"Invoca-me no dia da angústia: eu te livrarei, e tu me glorificarás" Salmo 50:15
Deus não aceita uma atitude religiosa de nossa parte, dentro do no nosso relacionamento para com Ele. O culto culto a Ele tem que estar em harmonia com a vida do adorador, e com a respectiva interação com Ele. Dentro deste tema se falará do perigo a autossuficiência na vida cristã, e da autonomia do crente, tendo, normalmente, como consequência, o distanciamento de Deus. Neste sentido, o Salmo 50 é um recado de Deus muito importante para o seu povo.
O texto, na verdade trata-se de um acerto de contas com
aqueles que um dia foram chamados, e que, não somente fizeram aliança com Ele,
mas também derramaram o coração, se dispondo a servi-lo com as suas vidas.
O problema aqui não era a falta de cultos, e de solenidades.
Não faltava ali religiosidade.
A liturgia parecia estar sendo cumprida, atentamente e de forma regular.
Não estava faltando de nada material para o culto, e nem a adoração.
Então, o que estava
faltando?
Como dito, Deus chegou até ao ponto de dizer que estava
farto dos sacrifícios do seu povo, e que não os queria mais.

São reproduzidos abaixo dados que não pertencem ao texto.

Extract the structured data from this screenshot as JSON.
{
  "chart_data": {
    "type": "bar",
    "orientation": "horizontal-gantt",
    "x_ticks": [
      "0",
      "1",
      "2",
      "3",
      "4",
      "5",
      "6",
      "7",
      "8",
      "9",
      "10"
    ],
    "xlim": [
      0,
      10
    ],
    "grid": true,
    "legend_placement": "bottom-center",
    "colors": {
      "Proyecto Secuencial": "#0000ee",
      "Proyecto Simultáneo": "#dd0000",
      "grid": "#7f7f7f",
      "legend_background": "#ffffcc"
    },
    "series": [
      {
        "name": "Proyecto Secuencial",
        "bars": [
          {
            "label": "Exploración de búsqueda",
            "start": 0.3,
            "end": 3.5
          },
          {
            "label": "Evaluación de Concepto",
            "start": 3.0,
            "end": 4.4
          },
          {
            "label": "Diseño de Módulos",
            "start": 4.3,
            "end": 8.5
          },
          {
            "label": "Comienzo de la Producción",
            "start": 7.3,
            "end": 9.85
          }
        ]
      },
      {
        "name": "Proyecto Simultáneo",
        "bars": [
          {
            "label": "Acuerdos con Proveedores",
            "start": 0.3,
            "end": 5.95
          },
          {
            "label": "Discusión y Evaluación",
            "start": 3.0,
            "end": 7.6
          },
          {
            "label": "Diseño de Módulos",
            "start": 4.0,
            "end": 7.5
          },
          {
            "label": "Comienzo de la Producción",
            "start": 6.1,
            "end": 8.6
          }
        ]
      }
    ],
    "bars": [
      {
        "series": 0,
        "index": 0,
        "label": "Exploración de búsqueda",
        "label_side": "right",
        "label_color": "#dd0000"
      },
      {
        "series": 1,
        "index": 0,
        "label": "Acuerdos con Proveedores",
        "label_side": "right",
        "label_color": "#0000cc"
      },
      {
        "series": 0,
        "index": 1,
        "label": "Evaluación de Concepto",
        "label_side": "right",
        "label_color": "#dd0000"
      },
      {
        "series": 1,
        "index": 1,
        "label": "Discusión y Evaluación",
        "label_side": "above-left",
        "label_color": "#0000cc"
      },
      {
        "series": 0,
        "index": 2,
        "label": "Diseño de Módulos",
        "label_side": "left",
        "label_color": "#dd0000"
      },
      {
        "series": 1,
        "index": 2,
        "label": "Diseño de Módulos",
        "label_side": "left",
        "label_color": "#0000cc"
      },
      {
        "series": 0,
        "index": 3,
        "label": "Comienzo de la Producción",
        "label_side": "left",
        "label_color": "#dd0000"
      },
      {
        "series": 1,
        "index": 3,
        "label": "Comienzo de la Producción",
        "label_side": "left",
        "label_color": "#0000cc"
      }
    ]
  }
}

Faltava algo que fosse genuinamente espiritual. Aquilo
que o povo estava fazendo não passava de ritos.
Da para entender que o relacionamento do povo com Deus estava desgastado.
Como dizemos hoje, perdeu-se o fervor, a simplicidade, e o primeiro amor.
Parece que não havia gratidão, ou dependência daquele povo para com Deus.
O povo já achava natural que a nação tivesse uma aliança com o Deus
altíssimo.
Em nossa vida também pode se passar o mesmo.
Quando conhecemos a Cristo, vivemos o nosso primeiro amor,
queremos fazer tudo, evangelizar, empregar os nossos talentos, e depois, tudo
vai ficando normal, rotina.
Experimentamos lutas, e Deus nos dá o livramento, e isso
alimenta a nossa fé.
Mas, com o passar dos tempos, experimentamos a zona de conforto, e nos amoldamos a ela.
Nossos altares ficam empoeirados.
Parece que, ter condições materiais para oferecer sacrifícios já era uma coisa normal.
Deus abençoava aquele povo, e isso já parecia ser
obrigação de Deus.
Tudo isso caracteriza uma situação de autossuficiência e autonomia espiritual, e Deus vai ficando de lado.
Um dos momentos em que somos
frágeis na vida espiritual, é quando a vida “começa a melhorar”.
Neste contexto apresentado pelo salmista Asafe, Deus abre uma porta para a oportunidade de uma nova experiência.
“Invoca-me no dia da
angústia: eu te livrarei, e tu me glorificarás”.
Este apelo, certamente alcançará os corações sensíveis.
É
uma espécie de alerta, coloque dizendo: “Olha, cuidado...não se iluda com as
boas circunstâncias em que você vive, mas, em todo caso eu continuo sendo o
mesmo Deus, que você um dia conheceu”.
No entanto, neste salmo parece que Deus também dialoga com um outro tipo
de povo, aqueles que repetem os seus preceitos, dizem ter até aliança com Deus,
mas as suas vidas não estão em conformidade com aquilo que eles confessam.
A estes, Deus os chama de ímpios.
Estes já não escutam mais a sua palavra, rejeitam a disciplina, acham que tudo deve ser feito através das suas forças, e tudo começa aí.
Ainda, diz o texto, que se associam com as pessoas não tementes a Deus
(para ter proveito aqui na Terra), e ainda traem os irmãos.
Diz o salmo que até a realidade que eles tinham de Deus havia sido mudada, considerando que Deus não iria pôr em conta tudo aquilo.
Para
eles já era tudo normal, como se Deus agisse como nós, e as suas consciências
estavam cauterizadas.
Mas Deus ainda os adverte, de modo que se arrependam.
Um
ultimato é dado antes de uma disciplina severa.
Uma porta da oportunidade ao arrependimento é dada, para que
eles mudem suas atitudes, e retornem a sensatez.
Da mesma maneira Deus faz até hoje, para conosco, estendendo
sempre a sua mão, mas também, se necessário, convocando o nosso retorno à inteireza
de coração e ao centro de sua vontade sob sua repreensão.